Classic Computer Magazine Archive COMPUTE! ISSUE 117 / FEBRUARY 1990 / PAGE 135

OFF LINE

Glamour, Glitz, and Glory

DAN GOOKIN

Gone are the days of the hobbyist, the hacker, the guru, the nerd. Before us lie the nineties, a new decade of issues, buzzwords, and computer happeings. What sound odd today will be old stuff in a few years. When the twenty-first century dawns we'll look back on the nineties with wonder and tell tales of that decade's glamour biz. We'll remember:

Exciting philosophical issues, like how Commodore/Atari zealots gained legal status as a religious cult and, therefore, were protected by law from DOS/Mac/Next deprogramming methods known as real world training.

Or when eyeglass monitors came equipped with an LED so that the boss could tell whether subordinates were working or sleeping.

And how the trend toward portability died when Ashton-Tate put a Handy Tote handle on its 47-pound dBase VIII package and Egghead installed customer forklifts.

Not to mention how the personal computer craze nearly crashed when a philosophical tome written by the most advanced computer neural network system of 1999 was published under the title The Ultimate Peripheral: Your Head

And don't forget the ground-breaking legal issues, like the major defect in hard drive auto-spring-loaded-eject systems (standard in most 1998 PCs) that brought a rash of suits from users suffering severe chest bruises.

Or the Columbian government's suit against the manufacturer of the coffeeproof keyboard.

And the suit brought by Denny's against Apple Computer for borrowing its menu-with-pictures metaphor.

Or the Apple suit against the state of Washington for unrestricted use of its own state fruit.

And, last but not least, the Supreme Court's landmark decision that IBM owns the English alphabet but Lotus retains the rights to all the spelling in perpetuity.

We'll look back on the common complaints from the year 1996: "I just can't live with this 256-character-filename limit!"

"This Portable Mac IIxvcr must have been designed by a weightlifter! At two pounds, it's killing my kneecaps!"

"Eighty bucks for a gigabyte of RAM! These people must think I'm crazy to ask that!"

"This word processing software is a joke! Not only does it lack its own UNIX-like programming language, it doesn't even have a hard disk unformatting feature."

"It just goes to show you: I spent six years learning the C language and they come out with D."

"This program requires six megs just to load! I remember when you could write a decent program in only 1.5 megs of RAM."

"I need a new graphics board. This SPQRVGA card only has a 5 × 5 meg pixel grid and a paltry 4 trillion colors. It doesn't even do holography"

"This software would be easier to use if it didn't rely so much on the Alt-Shift-F91 key combination."

"We need to find a better way to interface humans and computers. This stupid bioconnector keeps slipping out of my ear.

"It just goes to show you: I spent four years learning the D language and they come out with E."

"The batteries in this laptop are useless! How can I get any work done on the moon shuttle with only 29 hours of power?"

"It just goes to show you: I spent six months learning the E language and they come out with F."

We'll hear the echoes of the buzzwords and phrases from around the house in the year 1998. "Look, dear! I found your laptop here behind the sofa cushion."

"Honey, did you see the keys to my i986?"

"Mom! The toaster won't boot."

"I didn't buy a $9,000 HDTV for you to hook up your Tandy Color Computer 8 to it."

"Billy's been using the laser printer all morning—tell him to get off."

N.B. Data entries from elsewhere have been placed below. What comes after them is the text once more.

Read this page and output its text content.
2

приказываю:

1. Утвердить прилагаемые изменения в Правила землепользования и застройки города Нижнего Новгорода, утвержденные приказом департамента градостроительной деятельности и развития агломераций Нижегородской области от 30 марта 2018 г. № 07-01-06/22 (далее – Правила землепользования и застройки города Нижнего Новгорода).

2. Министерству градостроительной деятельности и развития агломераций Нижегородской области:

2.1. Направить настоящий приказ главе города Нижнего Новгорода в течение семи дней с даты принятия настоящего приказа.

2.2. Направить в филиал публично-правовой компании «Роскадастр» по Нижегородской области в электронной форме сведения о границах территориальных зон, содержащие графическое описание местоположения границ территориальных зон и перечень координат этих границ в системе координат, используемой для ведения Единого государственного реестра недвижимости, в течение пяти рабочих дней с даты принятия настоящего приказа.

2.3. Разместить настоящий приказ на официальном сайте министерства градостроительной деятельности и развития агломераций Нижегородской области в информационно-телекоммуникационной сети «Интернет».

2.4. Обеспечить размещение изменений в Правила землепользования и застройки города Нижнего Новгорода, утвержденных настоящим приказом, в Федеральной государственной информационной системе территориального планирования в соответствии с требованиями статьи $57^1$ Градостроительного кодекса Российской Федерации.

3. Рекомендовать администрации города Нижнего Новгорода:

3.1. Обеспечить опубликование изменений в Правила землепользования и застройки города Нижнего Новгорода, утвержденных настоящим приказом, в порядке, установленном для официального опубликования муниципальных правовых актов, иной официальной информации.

"Honey, I can't find the Honda's boot disk."

"Hardly a day will pass when we don't look back on all the other happenings that made the nineties so exciting. Like in 1991, when PC computers stopped snorting and beeping and began to warble and yawn instead.

And the computer-store headache pill, perfected in 1992, became available in three strengths: beta, 1.0, and mail order.

And how bright, snappilydressed, attractive women finally constituted, in 1997, a majority in the personal computer world.

Or when the last WordStar holdout converted to WordPerfect in 1998 but continued to lament the loss of his beloved cursor-key diamond.

And who can forget when the "real world" was discovered in 1999, but wanted nothing to do with us?